Arm Intervention/treatment
Experimental: Fostamatinib Disodium
Fostamatinib Disodium tablet 100 mg or 150 mg PO bid (morning and evening) over the course of 24 weeks.
Drug: Fostamatinib Disodium
Fostamatinib Disodium tablet 100 mg or 150 mg PO bid (morning and evening) over the course of 24 weeks.
Other Names:
  • R935788
  • R788
  • Fostamatinib

Placebo
Placebo tablet PO bid (morning and evening) over the course of 24 weeks
Drug: Placebo
Placebo tablet PO bid (morning and evening)

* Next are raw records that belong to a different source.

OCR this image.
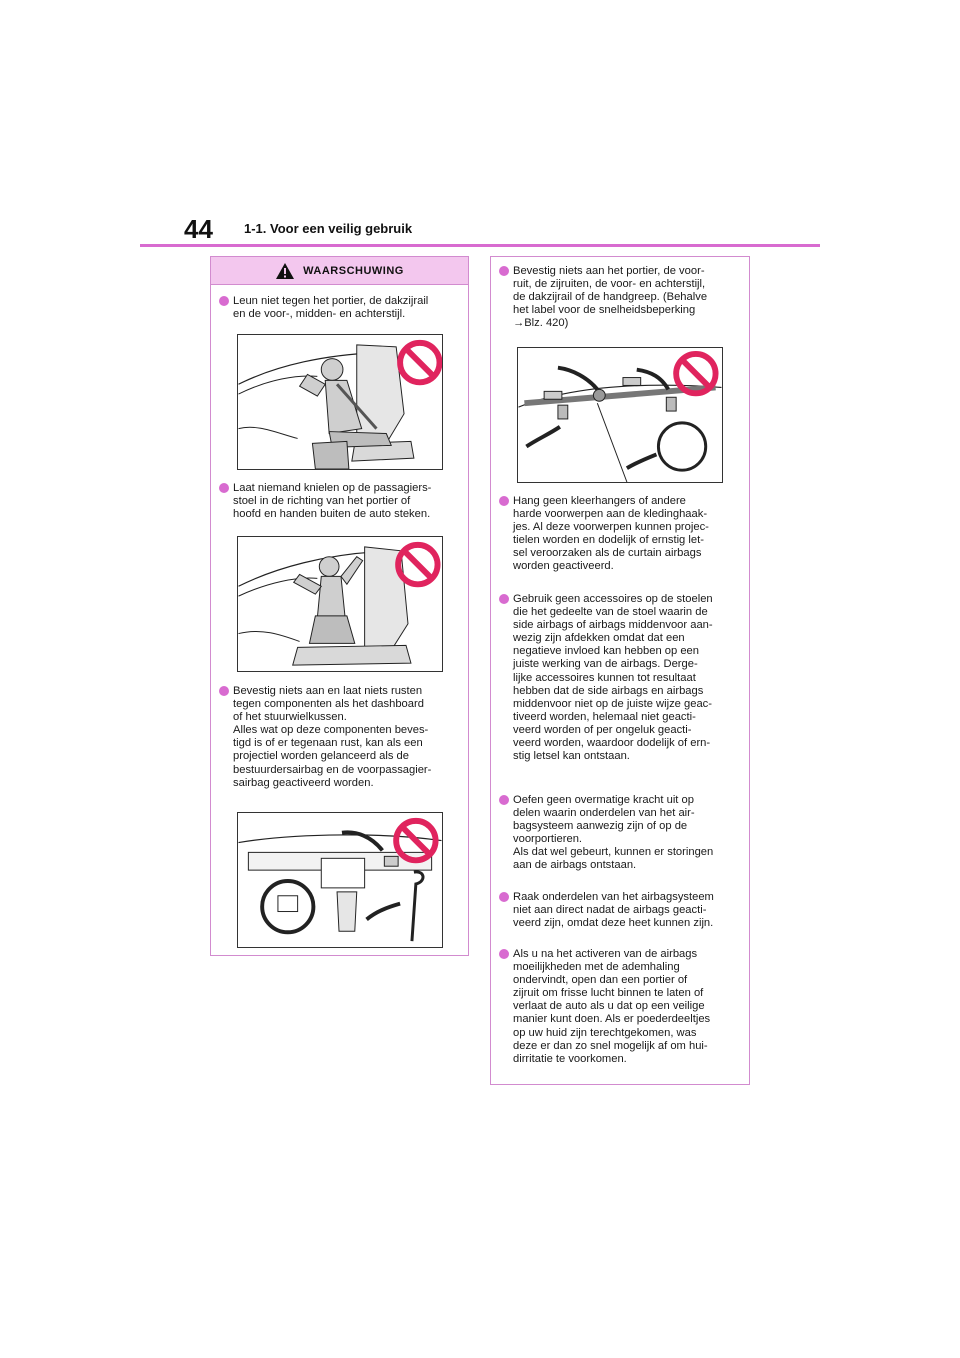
44 1-1. Voor een veilig gebruik
WAARSCHUWING
Leun niet tegen het portier, de dakzijrail
en de voor-, midden- en achterstijl.
Laat niemand knielen op de passagiers-
stoel in de richting van het portier of
hoofd en handen buiten de auto steken.
Bevestig niets aan en laat niets rusten
tegen componenten als het dashboard
of het stuurwielkussen.
Alles wat op deze componenten beves-
tigd is of er tegenaan rust, kan als een
projectiel worden gelanceerd als de
bestuurdersairbag en de voorpassagier-
sairbag geactiveerd worden.
Bevestig niets aan het portier, de voor-
ruit, de zijruiten, de voor- en achterstijl,
de dakzijrail of de handgreep. (Behalve
het label voor de snelheidsbeperking
→Blz. 420)
Hang geen kleerhangers of andere
harde voorwerpen aan de kledinghaak-
jes. Al deze voorwerpen kunnen projec-
tielen worden en dodelijk of ernstig let-
sel veroorzaken als de curtain airbags
worden geactiveerd.
Gebruik geen accessoires op de stoelen
die het gedeelte van de stoel waarin de
side airbags of airbags middenvoor aan-
wezig zijn afdekken omdat dat een
negatieve invloed kan hebben op een
juiste werking van de airbags. Derge-
lijke accessoires kunnen tot resultaat
hebben dat de side airbags en airbags
middenvoor niet op de juiste wijze geac-
tiveerd worden, helemaal niet geacti-
veerd worden of per ongeluk geacti-
veerd worden, waardoor dodelijk of ern-
stig letsel kan ontstaan.
Oefen geen overmatige kracht uit op
delen waarin onderdelen van het air-
bagsysteem aanwezig zijn of op de
voorportieren.
Als dat wel gebeurt, kunnen er storingen
aan de airbags ontstaan.
Raak onderdelen van het airbagsysteem
niet aan direct nadat de airbags geacti-
veerd zijn, omdat deze heet kunnen zijn.
Als u na het activeren van de airbags
moeilijkheden met de ademhaling
ondervindt, open dan een portier of
zijruit om frisse lucht binnen te laten of
verlaat de auto als u dat op een veilige
manier kunt doen. Als er poederdeeltjes
op uw huid zijn terechtgekomen, was
deze er dan zo snel mogelijk af om hui-
dirritatie te voorkomen.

Primary Outcome Measures :
  1. Number of Participants With Stable Platelet Response of at Least 50,000/µL [ Time Frame: Baseline to Week 24 ]
    Stable platelet response by Week 24 defined as a platelet count of at least 50,000/µL on at least 4 of the 6 visits between Weeks 14-24


Secondary Outcome Measures :
  1. Number of Participants With Platelet Count ≥ 50,000/µL at Week 12 [ Time Frame: Baseline to Week 12 ]
    Platelet Count ≥ 50,000/µL at Week 12

  2. Number of Participants With Platelet Count ≥ 50,000/µL at Week 24 [ Time Frame: Baseline to Week 24 ]
    Platelet Count ≥ 50,000/µL at Week 24

  3. Number of Participants With Platelet Count ≥ 30,000/μL and at Least 20,000/μL Above Baseline at Week 12 [ Time Frame: Baseline to Week 12 ]
    Among subjects with a baseline platelet count < 15,000/μL, achievement of a count ≥ 30,000/μL and at least 20,000/μL above baseline at Week 12.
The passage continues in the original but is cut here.